Sunday, 19 February 2012

Tools for sloppy programmers

Most programming languages have to keep things neat and tidy, but in the past week I've realised at a couple of points that I don't want to place too much responsibility for tidiness on my users - and that sometimes untidiness is likely to be positively welcome.

The first of these was was the outcome of a struggle to deal with circular references in dependency chains. Until today, I'd been trying to track these down at the time the circularity was created - every time a new reference is added, I search the dependency tree from that point, to see if there are any cycles. The problem with this was how to resolve the cycle. Initially, my approach was to save the user from themselves, deleting the final link that causes the cycle. However, this wasn't as sensible as it first seemed. I didn't want to delete the new link that had just been created - the cause of the problem was more likely to be an old link that was no longer so interesting to the user. But as it turned out, it was much harder than I thought to guess which dependency is uninteresting, or even "old". As more interactivity has been appearing in the language, dependencies accumulate pretty quickly, and many of them would be bad ones to disconnect (for example, between an a value interactor and the value that it manipulates).
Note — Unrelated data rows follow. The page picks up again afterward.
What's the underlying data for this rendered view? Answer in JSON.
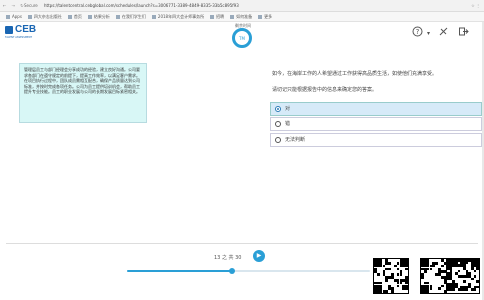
{
  "browser": {
    "security": "Secure",
    "url": "https://talentcentral.cebglobal.com/schedules/launch?s=3006771-3389-4849-8335-33b5c895f93",
    "nav_icons": "← → ↻",
    "right_icons": "☆ ⋮"
  },
  "bookmarks": [
    {
      "label": "Apps"
    },
    {
      "label": "四大杂志出版社"
    },
    {
      "label": "首页"
    },
    {
      "label": "结果分析"
    },
    {
      "label": "在我们学生们"
    },
    {
      "label": "2018年四大会计师事务所"
    },
    {
      "label": "招聘"
    },
    {
      "label": "如何准备"
    },
    {
      "label": "更多"
    }
  ],
  "app": {
    "logo_text": "CEB",
    "logo_subtext": "TALENT ASSESSMENT",
    "timer_label": "剩余时间",
    "timer_value": "TM",
    "help_icon": "help-icon",
    "accessibility_icon": "accessibility-icon",
    "exit_icon": "exit-icon"
  },
  "passage": {
    "text": "管理层员工与部门经理会分享成功的经验，建立良好沟通。公司要求各部门在遵守规定的前提下，提高工作效率，以满足客户需求。在项目执行过程中，团队成员需相互配合，确保产品质量达到公司标准，并按时完成各项任务。公司为员工提供培训机会，帮助员工提升专业技能。员工的职业发展与公司的长期发展目标紧密相关。"
  },
  "question": {
    "text": "如今，在海岸工作的人希望通过工作获得高品质生活，如使他们充满享受。",
    "instruction": "请切记只能根据报告中的信息来确定您的答案。"
  },
  "options": [
    {
      "label": "对",
      "selected": true
    },
    {
      "label": "错",
      "selected": false
    },
    {
      "label": "无法判断",
      "selected": false
    }
  ],
  "progress": {
    "text": "13 之 共 30",
    "current": 13,
    "total": 30,
    "fraction": 0.433
  },
  "colors": {
    "accent": "#2a9fd6",
    "brand": "#1a66b3",
    "passage_bg": "#d8f7f6",
    "selected_bg": "#d6eaf8"
  }
}
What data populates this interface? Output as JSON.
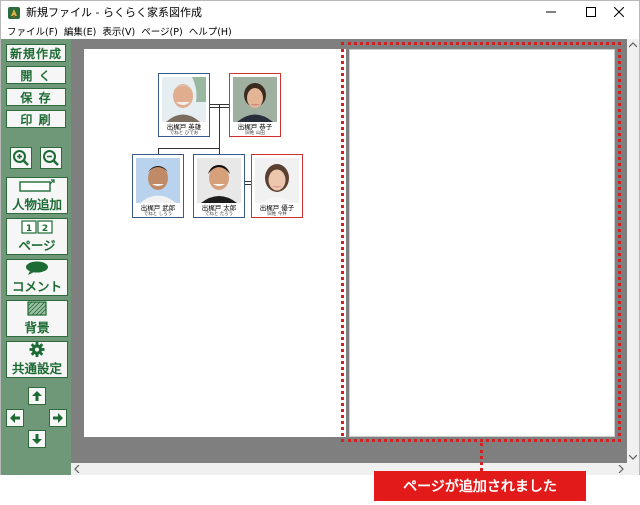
{
  "window": {
    "title": "新規ファイル - らくらく家系図作成"
  },
  "menu": {
    "items": [
      "ファイル(F)",
      "編集(E)",
      "表示(V)",
      "ページ(P)",
      "ヘルプ(H)"
    ]
  },
  "toolbar": {
    "new_label": "新規作成",
    "open_label": "開 く",
    "save_label": "保 存",
    "print_label": "印 刷",
    "add_person_label": "人物追加",
    "page_label": "ページ",
    "page_icon_digits": [
      "1",
      "2"
    ],
    "comment_label": "コメント",
    "background_label": "背景",
    "common_settings_label": "共通設定"
  },
  "family": {
    "people": [
      {
        "name": "出梶戸 英雄",
        "sub": "でねと ひでお",
        "gender": "male"
      },
      {
        "name": "出梶戸 恭子",
        "sub": "旧姓 山田",
        "gender": "female"
      },
      {
        "name": "出梶戸 武郎",
        "sub": "でねと しろう",
        "gender": "male"
      },
      {
        "name": "出梶戸 太郎",
        "sub": "でねと たろう",
        "gender": "male"
      },
      {
        "name": "出梶戸 優子",
        "sub": "旧姓 今井",
        "gender": "female"
      }
    ]
  },
  "annotation": {
    "callout_text": "ページが追加されました"
  },
  "colors": {
    "toolbar_bg": "#6e9877",
    "button_text": "#1d6b34",
    "canvas_bg": "#7f7f7f",
    "highlight_red": "#e31a1a",
    "male_border": "#3a5a8a",
    "female_border": "#d03030"
  }
}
The resolution to this was a realisation that circular dependencies are my problem, not the user's. I've decided to allow cycles in the graph, and I simply have to remember not to follow them when making updates. In fact, this is a lot easier than deciding how to fix them.

The second sloppy feature was discovered partly through boredom, as I was implementing and testing map functions. I was often creating multiple values to map over, and it was necessary to assign or adjust each one before carrying out the map. To save myself time, I decided to initialise each new value to a random number, rather than assume that the user will assign it or derive it from something sensible. As it turns out, this has been a lot of fun - I keep discovering interesting new colours that I wouldn't have thought of creating. Another case of a behaviour that wouldn't really be considered in a "serious" programming language, but for sloppy programmers, getting variables with random initial values seems kind of cool.